Le Kremlin a officiellement démenti, vendredi 28 août, les scénarios alarmistes évoquant un risque d'attaque russe contre l'OTAN, au lendemain de la visite du directeur de la CIA à Moscou. Dans une déclaration rapportée par l'agence de presse russe TASS, le porte-parole du Kremlin a qualifié ces récits de « pure spéculation » et a insisté sur le fait que la Russie n'a aucune intention agressive envers l'Alliance atlantique.
Une visite sous haute tension
Le directeur de la CIA, accompagné d'une délégation de hauts responsables américains, a rencontré des officiels russes à Moscou dans le cadre de discussions sur la sécurité internationale. Selon des sources diplomatiques citées par Le Monde, cette visite visait à « rétablir des canaux de communication directs » entre Washington et Moscou, après des mois de tensions accrues autour de l'Ukraine et de l'élargissement de l'OTAN.
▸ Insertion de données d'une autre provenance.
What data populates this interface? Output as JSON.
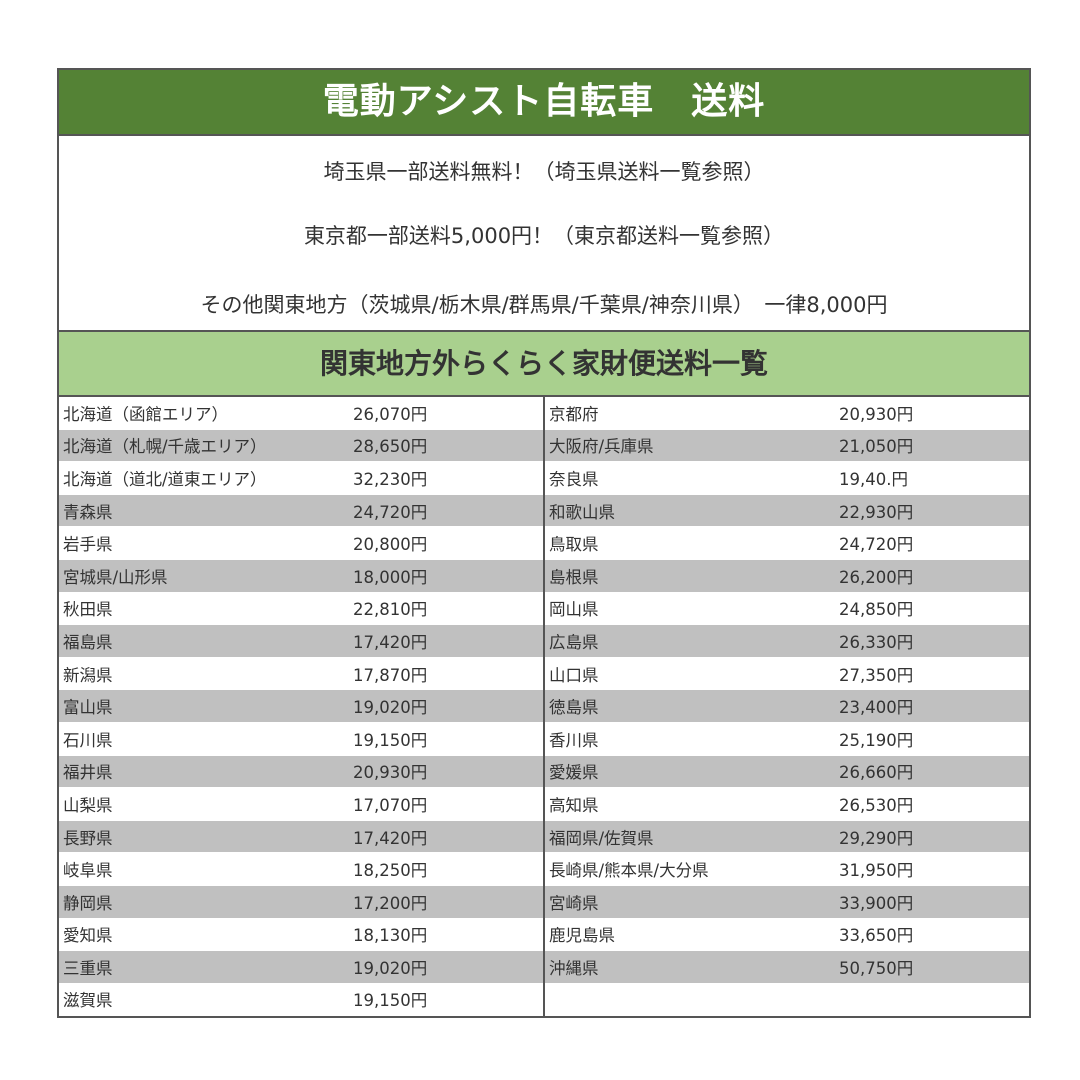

La rencontre, qui s'est déroulée à huis clos au sein du ministère russe des Affaires étrangères, a duré près de trois heures. Aucun communiqué conjoint n'a été publié à l'issue des entretiens, mais des fuites anonymes ont évoqué des échanges « francs et directs » sur les lignes rouges respectives.
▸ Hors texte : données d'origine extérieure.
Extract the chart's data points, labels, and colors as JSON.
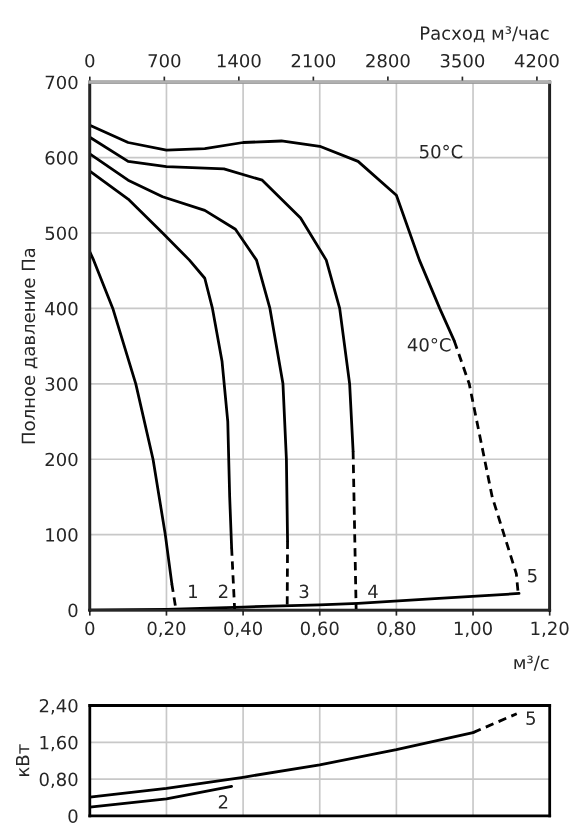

Des accusations qualifiées d'infondées
Dans les heures qui ont suivi, plusieurs médias occidentaux ont relayé des analyses de think tanks évoquant un « risque accru d'incident militaire » en Europe de l'Est. Le Kremlin a réagi fermement, dénonçant une « campagne de désinformation » visant à justifier une augmentation des dépenses militaires de l'OTAN. « Ces récits alarmistes sont infondés et ne correspondent pas à la réalité de la politique étrangère russe », a déclaré le porte-parole, cité par TASS.
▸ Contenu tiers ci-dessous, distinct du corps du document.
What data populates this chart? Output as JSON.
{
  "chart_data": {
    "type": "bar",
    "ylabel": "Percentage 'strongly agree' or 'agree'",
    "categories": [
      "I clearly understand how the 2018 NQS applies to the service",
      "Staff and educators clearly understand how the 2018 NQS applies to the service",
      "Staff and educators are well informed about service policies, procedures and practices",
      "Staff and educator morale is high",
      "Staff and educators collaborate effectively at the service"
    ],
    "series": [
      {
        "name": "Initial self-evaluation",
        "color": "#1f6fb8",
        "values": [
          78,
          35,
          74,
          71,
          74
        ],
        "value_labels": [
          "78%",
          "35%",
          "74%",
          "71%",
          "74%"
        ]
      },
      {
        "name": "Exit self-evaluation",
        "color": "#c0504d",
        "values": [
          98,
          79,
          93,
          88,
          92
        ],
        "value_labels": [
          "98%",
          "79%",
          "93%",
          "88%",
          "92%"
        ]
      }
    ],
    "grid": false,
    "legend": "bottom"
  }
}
Des responsables russes ont également rappelé que la Russie avait proposé à plusieurs reprises un traité de garanties de sécurité mutuelles avec l'OTAN, proposition qui est restée sans réponse de la part des Alliés. Selon le ministère russe de la Défense, les exercices militaires russes menés près des frontières de l'OTAN sont « strictement défensifs » et planifiés dans le cadre de la doctrine militaire nationale.
Un impact limité sur les relations bilatérales
Cette visite du directeur de la CIA à Moscou s'inscrit dans une série de contacts discrets entre les deux pays, qui cherchent à éviter une escalade incontrôlée. Toutefois, les analystes interrogés par Le Monde soulignent que ces échanges n'ont pas encore abouti à des résultats concrets, les divergences restant profondes sur la question de l'Ukraine et du déploiement de missiles en Europe.
Les conséquences pratiques de cette visite pourraient se matérialiser par une reprise des discussions sur le contrôle des armements, mais aucun calendrier officiel n'a été annoncé. En attendant, la Russie maintient sa position : elle ne considère pas l'OTAN comme une menace existentielle, mais plutôt comme un « acteur géopolitique avec lequel il faut composer », selon une source proche du Kremlin.